The Centre for White Space Communications has been awarded a £330,000 grant from the Scottish Government to develop and implement a White Space pilot network in Orkney.
The 12‑month project will involve the setting up of Wi-Fi hot-spots on three council-operated ferries; providing Internet access to ferry passengers during their journeys. Further infrastructure will then be added to support the delivery of broadband services to six extremely remote rural locations where existing intervention programmes are not planned.
The project will build upon the knowledge and experience gained during an earlier urban demonstrator project which involved the setting up of a test network on the University campus, and will allow the latest White Space technology to be evaluated in a ‘live’ environment.
The Centre will work with Orkney-based CloudNet IT Solutions and other partners to evaluate the technology as well as the commercial viability and societal impact of connectivity in hard-to-reach rural locations.
The use of White Space spectrum represents an entirely new way of managing radio spectrum, with considerable potential for greatly enhancing the overall efficiency of spectrum utilisation. The UK regulator, Ofcom, has recently put regulations in place to allow access to White Space spectrum, and it is expected that new wireless applications and business models will emerge.

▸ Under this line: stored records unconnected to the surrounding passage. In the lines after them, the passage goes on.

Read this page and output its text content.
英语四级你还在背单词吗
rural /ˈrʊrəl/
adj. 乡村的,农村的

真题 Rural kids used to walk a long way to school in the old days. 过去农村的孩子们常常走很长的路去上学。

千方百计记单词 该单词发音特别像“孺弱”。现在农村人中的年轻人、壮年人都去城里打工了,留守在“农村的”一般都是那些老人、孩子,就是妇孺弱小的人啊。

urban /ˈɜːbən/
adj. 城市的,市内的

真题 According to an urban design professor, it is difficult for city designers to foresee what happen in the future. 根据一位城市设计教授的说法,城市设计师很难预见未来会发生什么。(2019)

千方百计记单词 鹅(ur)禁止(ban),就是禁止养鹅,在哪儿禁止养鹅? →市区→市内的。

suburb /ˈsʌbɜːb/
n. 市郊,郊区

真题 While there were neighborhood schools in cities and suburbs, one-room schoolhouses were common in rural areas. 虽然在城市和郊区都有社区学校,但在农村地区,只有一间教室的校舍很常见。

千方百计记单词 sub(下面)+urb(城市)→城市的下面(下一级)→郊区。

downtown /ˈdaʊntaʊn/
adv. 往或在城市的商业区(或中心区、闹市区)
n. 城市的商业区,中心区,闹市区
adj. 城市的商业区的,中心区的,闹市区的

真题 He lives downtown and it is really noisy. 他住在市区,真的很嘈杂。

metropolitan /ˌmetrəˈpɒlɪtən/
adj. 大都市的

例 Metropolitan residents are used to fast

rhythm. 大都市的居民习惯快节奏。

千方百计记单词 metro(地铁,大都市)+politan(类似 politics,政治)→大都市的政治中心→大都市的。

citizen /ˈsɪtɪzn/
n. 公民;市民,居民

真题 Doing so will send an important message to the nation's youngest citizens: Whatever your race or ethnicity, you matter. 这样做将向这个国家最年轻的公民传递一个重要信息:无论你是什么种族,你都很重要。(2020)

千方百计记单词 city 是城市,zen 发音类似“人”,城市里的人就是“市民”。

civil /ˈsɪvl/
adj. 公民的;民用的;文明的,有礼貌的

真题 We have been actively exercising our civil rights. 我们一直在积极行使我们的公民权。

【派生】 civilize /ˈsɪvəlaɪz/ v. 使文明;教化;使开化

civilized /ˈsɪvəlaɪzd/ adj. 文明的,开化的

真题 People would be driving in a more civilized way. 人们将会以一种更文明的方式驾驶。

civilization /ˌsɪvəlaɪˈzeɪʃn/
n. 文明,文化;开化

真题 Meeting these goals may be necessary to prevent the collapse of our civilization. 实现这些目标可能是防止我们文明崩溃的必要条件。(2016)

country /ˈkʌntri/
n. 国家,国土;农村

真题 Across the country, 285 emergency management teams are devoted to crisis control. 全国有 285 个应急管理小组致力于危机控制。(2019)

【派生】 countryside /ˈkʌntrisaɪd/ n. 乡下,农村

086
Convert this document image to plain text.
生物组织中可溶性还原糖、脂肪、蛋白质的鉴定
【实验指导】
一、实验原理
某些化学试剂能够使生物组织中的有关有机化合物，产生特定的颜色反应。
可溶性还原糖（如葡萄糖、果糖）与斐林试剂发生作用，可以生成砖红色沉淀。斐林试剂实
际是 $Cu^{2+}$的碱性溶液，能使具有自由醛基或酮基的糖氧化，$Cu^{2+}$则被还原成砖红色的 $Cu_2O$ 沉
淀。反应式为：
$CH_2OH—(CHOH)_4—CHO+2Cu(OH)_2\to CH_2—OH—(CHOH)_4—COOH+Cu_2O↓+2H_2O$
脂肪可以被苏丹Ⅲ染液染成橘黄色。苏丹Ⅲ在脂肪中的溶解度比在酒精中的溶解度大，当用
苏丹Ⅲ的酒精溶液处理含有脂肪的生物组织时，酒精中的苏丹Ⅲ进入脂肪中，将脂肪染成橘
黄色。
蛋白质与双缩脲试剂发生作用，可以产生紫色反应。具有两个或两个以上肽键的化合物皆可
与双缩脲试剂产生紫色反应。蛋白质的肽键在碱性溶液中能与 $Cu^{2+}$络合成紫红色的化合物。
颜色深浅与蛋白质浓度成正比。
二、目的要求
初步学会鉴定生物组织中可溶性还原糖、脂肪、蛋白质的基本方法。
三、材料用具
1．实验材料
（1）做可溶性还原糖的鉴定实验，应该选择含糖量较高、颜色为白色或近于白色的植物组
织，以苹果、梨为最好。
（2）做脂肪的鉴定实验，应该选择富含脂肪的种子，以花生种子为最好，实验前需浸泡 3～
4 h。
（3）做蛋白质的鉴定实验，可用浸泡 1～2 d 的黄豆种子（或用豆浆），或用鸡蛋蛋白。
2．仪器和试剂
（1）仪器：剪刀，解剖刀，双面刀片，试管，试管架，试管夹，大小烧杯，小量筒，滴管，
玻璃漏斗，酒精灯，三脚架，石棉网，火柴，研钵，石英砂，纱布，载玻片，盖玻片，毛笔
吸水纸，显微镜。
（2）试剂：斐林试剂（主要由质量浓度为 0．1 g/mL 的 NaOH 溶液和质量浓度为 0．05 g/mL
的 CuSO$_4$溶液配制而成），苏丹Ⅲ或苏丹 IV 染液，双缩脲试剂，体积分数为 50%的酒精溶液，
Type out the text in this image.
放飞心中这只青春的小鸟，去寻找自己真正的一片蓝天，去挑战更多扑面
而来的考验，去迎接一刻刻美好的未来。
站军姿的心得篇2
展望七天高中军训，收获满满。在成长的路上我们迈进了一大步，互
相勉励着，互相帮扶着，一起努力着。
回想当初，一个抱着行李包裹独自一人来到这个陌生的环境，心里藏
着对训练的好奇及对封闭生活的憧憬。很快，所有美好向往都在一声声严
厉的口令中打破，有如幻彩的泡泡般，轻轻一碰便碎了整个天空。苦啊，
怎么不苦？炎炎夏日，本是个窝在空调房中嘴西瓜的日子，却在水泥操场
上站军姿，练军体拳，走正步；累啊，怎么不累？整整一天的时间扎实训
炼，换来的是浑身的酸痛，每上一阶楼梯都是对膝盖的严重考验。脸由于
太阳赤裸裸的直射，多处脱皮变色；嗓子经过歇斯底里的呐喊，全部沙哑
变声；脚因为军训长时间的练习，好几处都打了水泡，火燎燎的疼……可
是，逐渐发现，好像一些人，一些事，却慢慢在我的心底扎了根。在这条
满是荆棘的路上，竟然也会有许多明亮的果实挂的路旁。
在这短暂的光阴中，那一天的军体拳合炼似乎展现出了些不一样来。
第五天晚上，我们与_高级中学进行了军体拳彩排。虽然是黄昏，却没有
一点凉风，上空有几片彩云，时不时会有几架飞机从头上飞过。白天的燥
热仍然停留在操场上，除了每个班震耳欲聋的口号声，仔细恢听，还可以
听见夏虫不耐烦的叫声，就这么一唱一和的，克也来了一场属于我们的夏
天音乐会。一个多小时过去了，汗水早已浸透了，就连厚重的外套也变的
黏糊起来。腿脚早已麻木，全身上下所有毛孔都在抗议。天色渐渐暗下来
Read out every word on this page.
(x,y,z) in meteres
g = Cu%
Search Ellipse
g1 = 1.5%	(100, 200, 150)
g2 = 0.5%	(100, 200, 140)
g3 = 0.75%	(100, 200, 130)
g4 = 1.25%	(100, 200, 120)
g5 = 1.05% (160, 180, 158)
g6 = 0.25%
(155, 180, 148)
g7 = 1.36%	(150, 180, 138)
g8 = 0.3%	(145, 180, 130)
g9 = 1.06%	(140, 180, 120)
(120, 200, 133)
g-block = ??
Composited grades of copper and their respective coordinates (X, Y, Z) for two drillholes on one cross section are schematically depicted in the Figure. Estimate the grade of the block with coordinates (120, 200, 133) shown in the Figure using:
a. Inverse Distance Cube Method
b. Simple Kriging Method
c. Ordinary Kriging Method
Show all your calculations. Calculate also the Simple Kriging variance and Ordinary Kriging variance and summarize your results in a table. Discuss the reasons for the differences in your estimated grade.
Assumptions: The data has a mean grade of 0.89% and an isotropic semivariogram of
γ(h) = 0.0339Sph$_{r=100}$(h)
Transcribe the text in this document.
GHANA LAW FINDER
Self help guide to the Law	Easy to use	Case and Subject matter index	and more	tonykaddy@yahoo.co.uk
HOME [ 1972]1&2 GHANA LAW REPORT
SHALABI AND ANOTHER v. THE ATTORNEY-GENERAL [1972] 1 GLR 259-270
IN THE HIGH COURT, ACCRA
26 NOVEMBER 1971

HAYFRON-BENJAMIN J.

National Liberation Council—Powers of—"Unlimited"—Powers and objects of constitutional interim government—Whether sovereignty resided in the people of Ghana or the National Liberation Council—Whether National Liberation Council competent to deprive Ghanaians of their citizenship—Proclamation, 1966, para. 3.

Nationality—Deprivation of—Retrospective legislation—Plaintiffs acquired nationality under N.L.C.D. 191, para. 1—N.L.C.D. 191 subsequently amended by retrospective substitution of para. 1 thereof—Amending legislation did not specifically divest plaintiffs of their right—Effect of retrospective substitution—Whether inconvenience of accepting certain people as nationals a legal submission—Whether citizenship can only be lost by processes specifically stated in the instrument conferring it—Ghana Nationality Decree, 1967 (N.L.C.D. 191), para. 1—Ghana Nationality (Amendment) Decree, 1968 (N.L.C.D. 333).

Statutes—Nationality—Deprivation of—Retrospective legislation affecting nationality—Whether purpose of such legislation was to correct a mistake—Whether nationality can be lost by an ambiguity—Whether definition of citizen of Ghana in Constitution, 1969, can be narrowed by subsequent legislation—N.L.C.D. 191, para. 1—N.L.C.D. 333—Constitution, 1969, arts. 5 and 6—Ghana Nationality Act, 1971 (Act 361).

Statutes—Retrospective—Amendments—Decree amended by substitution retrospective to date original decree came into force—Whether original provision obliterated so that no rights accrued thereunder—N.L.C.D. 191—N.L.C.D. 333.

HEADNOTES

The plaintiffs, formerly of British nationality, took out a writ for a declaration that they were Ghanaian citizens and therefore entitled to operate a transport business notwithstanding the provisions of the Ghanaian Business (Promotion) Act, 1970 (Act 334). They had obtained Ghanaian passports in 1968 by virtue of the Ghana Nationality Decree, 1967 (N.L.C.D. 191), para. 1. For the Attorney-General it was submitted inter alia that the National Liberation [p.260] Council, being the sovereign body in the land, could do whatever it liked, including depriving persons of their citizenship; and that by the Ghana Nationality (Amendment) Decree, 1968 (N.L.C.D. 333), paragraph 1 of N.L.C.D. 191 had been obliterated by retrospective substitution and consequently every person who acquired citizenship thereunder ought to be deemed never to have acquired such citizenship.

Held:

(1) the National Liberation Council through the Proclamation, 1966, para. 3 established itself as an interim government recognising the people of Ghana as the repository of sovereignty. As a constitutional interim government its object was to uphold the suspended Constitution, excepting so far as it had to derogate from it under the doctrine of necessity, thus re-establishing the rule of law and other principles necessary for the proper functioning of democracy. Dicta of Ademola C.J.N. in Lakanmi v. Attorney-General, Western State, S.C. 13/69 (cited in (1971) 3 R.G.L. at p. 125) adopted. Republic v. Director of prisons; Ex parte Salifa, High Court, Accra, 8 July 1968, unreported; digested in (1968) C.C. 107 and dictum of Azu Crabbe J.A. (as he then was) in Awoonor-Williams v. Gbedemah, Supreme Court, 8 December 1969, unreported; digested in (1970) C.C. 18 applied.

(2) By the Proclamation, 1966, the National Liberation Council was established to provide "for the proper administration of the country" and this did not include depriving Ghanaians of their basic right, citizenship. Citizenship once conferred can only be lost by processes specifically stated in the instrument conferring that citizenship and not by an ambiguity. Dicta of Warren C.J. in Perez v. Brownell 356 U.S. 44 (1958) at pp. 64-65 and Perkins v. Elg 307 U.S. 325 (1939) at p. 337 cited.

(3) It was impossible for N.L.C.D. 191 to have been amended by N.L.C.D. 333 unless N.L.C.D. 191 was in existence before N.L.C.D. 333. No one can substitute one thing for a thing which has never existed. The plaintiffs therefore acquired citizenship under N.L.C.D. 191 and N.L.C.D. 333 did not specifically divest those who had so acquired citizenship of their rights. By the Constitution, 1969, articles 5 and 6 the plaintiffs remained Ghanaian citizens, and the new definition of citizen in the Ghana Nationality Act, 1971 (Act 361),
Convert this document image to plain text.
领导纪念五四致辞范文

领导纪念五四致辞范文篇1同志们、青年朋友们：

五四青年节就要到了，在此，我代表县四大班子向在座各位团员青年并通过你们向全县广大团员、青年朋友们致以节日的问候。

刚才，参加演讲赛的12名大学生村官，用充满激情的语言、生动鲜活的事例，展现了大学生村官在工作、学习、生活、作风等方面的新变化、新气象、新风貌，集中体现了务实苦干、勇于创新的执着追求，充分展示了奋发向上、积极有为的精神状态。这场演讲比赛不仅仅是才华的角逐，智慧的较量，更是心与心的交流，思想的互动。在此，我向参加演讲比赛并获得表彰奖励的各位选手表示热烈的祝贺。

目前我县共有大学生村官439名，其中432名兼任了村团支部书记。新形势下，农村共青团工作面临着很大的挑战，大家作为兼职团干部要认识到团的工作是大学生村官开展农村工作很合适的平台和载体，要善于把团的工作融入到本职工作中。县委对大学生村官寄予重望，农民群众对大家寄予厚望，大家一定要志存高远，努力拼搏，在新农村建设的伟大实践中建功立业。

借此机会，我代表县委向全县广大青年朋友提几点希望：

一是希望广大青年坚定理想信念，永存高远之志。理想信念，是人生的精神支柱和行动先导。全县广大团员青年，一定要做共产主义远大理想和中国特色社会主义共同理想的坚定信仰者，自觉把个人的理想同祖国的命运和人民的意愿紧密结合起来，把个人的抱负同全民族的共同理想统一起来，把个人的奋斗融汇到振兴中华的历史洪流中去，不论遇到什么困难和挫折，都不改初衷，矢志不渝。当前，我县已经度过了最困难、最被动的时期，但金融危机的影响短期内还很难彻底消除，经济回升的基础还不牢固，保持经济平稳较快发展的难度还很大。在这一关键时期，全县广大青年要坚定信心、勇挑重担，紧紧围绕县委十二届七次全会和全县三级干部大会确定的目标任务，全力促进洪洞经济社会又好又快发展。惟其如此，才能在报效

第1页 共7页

The Centre for White Space Communications’s lead partner and host is the University of Strathclyde, and our department has a long history of work-class research in signal processing and communications. While the main focus of the Centre lies in the technical aspects of effectively utilizing White Space spectrum, social aspects and business models are also important and this complementary work is carried out in conjunction with the University of the Highlands and Islands, and the University of Stirling.